A joint research team, affiliated with UNIST has identified a new metabolic pathway, in which microorganisms utilize single carbon (C1) gases (CO and CO2) as a feedstock. The new metabolic pathway is thought to be the most energetically efficient pathway, compared to the existing ones, and thus is expected to be used in a variety of industrial applications that involved the conversion of C1 gas into value-added biochemicals.
Published in the March 13th issue of PNAS (Proceedings of the National Academy of Sciences of the United States of America), this research has been jointly carried out by Professor Donghyuk Kim (School of Energy and Chemical Engineering, UNIST) and Professor Byung-Kwan Cho (Department of Biological Sciences, KAIST), and thus participated by Dr. Yoseb Song (Department of Biological Sciences, KAIST), as the first author.
There are currently six autotrophic CO2 fixation pathways, capable of converting C1 gas into organic compounds and one representative example is the photosynthesis in plants. Among those CO2-fixing metabolic pathways in nature, the linear wood-ljungdahl pathway (WLP) in phylogenetically diverse acetateforming acetogens is known to be the most energetically efficient pathway to fix C1 compounds. In particular, acetogens play an important role in the global carbon cycle, with nearly 1013 kg (100 billion US tons) of acetic acid being formed annually.

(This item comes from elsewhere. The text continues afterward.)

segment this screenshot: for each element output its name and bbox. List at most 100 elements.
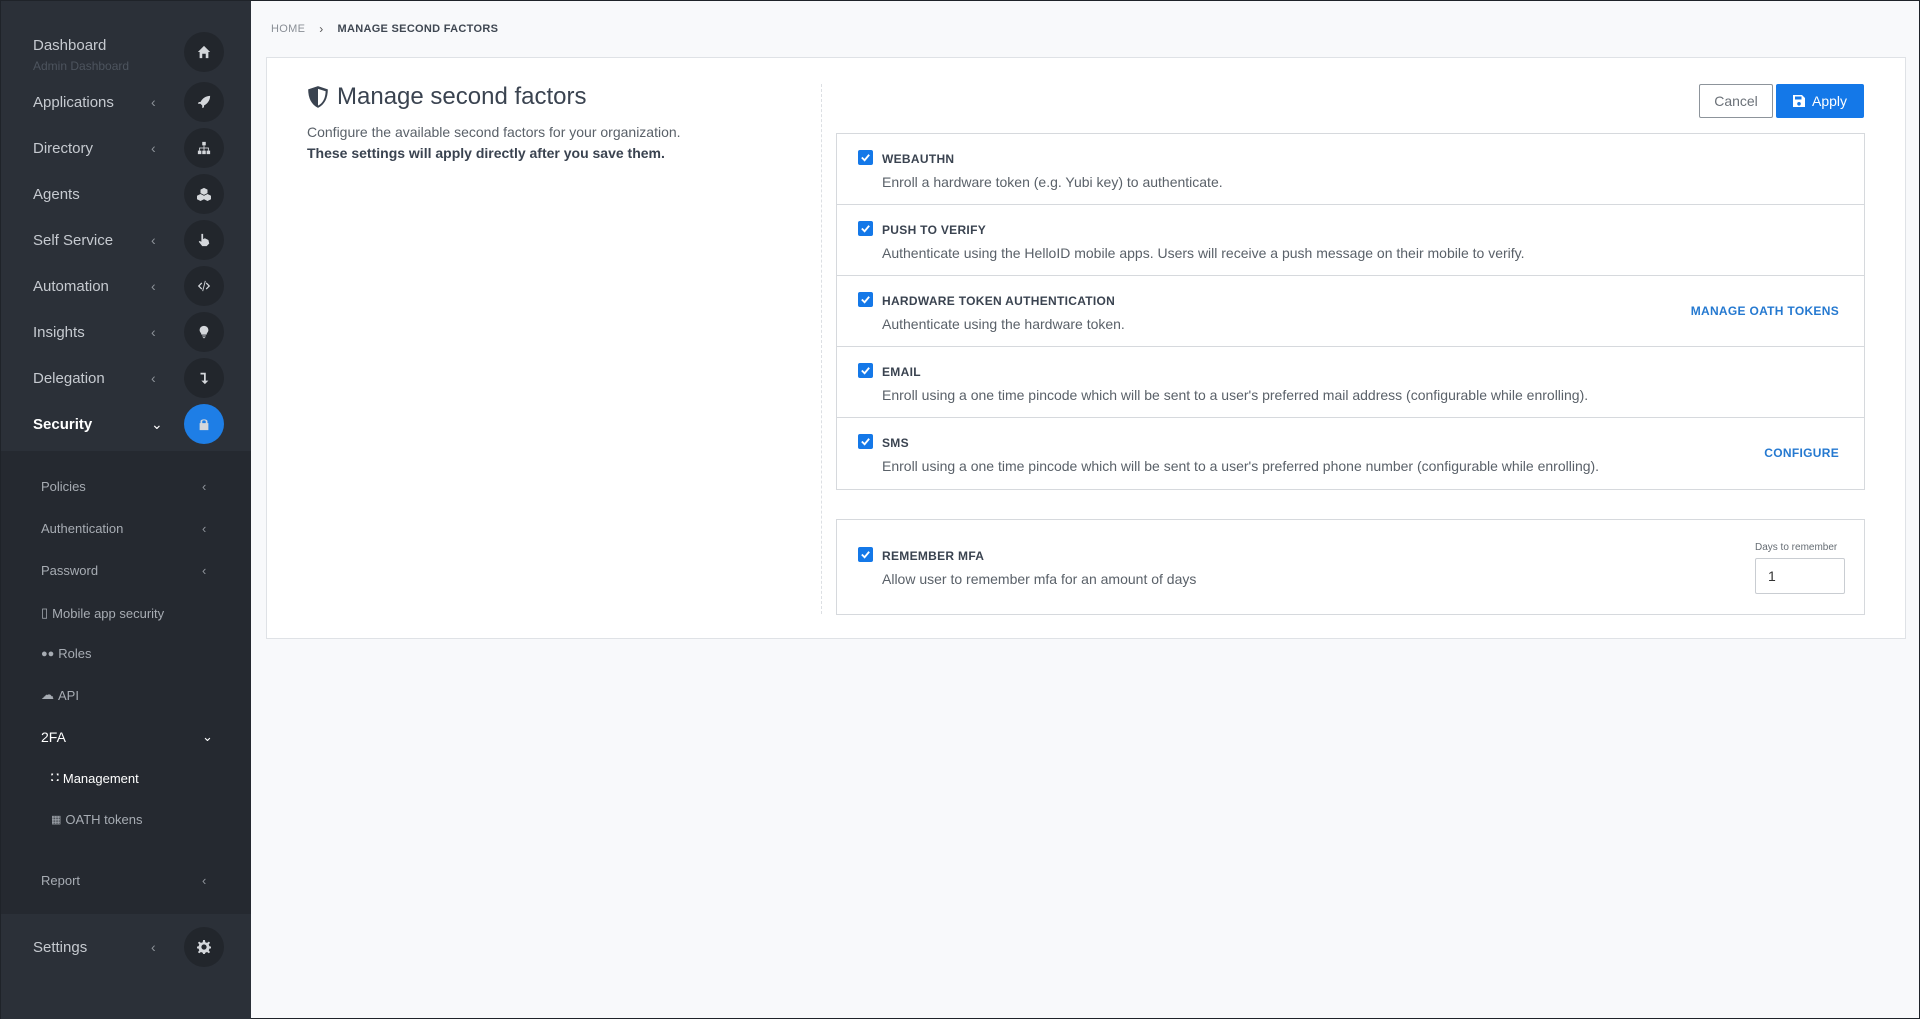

However, the growth rate of acetogens is 10 times slower than that of industrial microorganisms, such as E. coli. And this puts a limit on its use as industrial microorganisms for the conversion of C1 gas into useful biochemical products. Accordingly, many studies on a new and more effective CO2 fixation have been carried out.
The research team paid special attention to the growth rate of Clostridium drakei, which was faster than that of the other microorganisms, when accompanied by CO2 absorption. And, through this, they expected they might find clues to enhance the C1 gas conversion efficiency.
Figure 1. Acetyl-CoA production ratio in wild-type and knockout strains.
In this study, using the reconstructed genome-scale metabolic model iSL771 based on the completed genome sequence, transcriptomics, 13C isotope-based metabolite-tracing experiments, biochemical assays, and heterologous expression of the pathway in another acetogen, the research team discovered that the WLP and the glycine synthase pathway are functionally interconnected to fix CO2, subsequently converting CO2 into acetyl-CoA, acetyl-phosphate, and serine.
Moreover, the functional cooperation of the pathways enhances CO2 consumption and cellular growth rates via bypassing reducing power required reactions for cellular metabolism during autotrophic growth of acetogens.
Figure 2. Construction of the genome-scale metabolic network model of C. drakei (iSL771).
“With the new CO2-fixing metabolic pathway, we shall overcome limitations in the biosynthesis for the production of high value-added compounds, brought by the slow growth rate of acetogens,” says Professor Kim.
This work has been supported by the Intelligent Synthetic Biology Centre of the Global Frontier Project and the C1 Gas Refinery Program through the National Research Foundation of Korea (NRF), funded by the Ministry of Science and ICT (MSIT) and KAIST Cross-Generation Collaborative Research Group (KAIST Biodesign Engineering Laboratory).
Journal Reference
Yoseb Song, Jin Soo Lee, Jongoh Shin, et al., “Functional cooperation of the glycine synthase-reductase and Wood–Ljungdahl pathways for autotrophic growth of Clostridium drakei,” PNAS, (2020).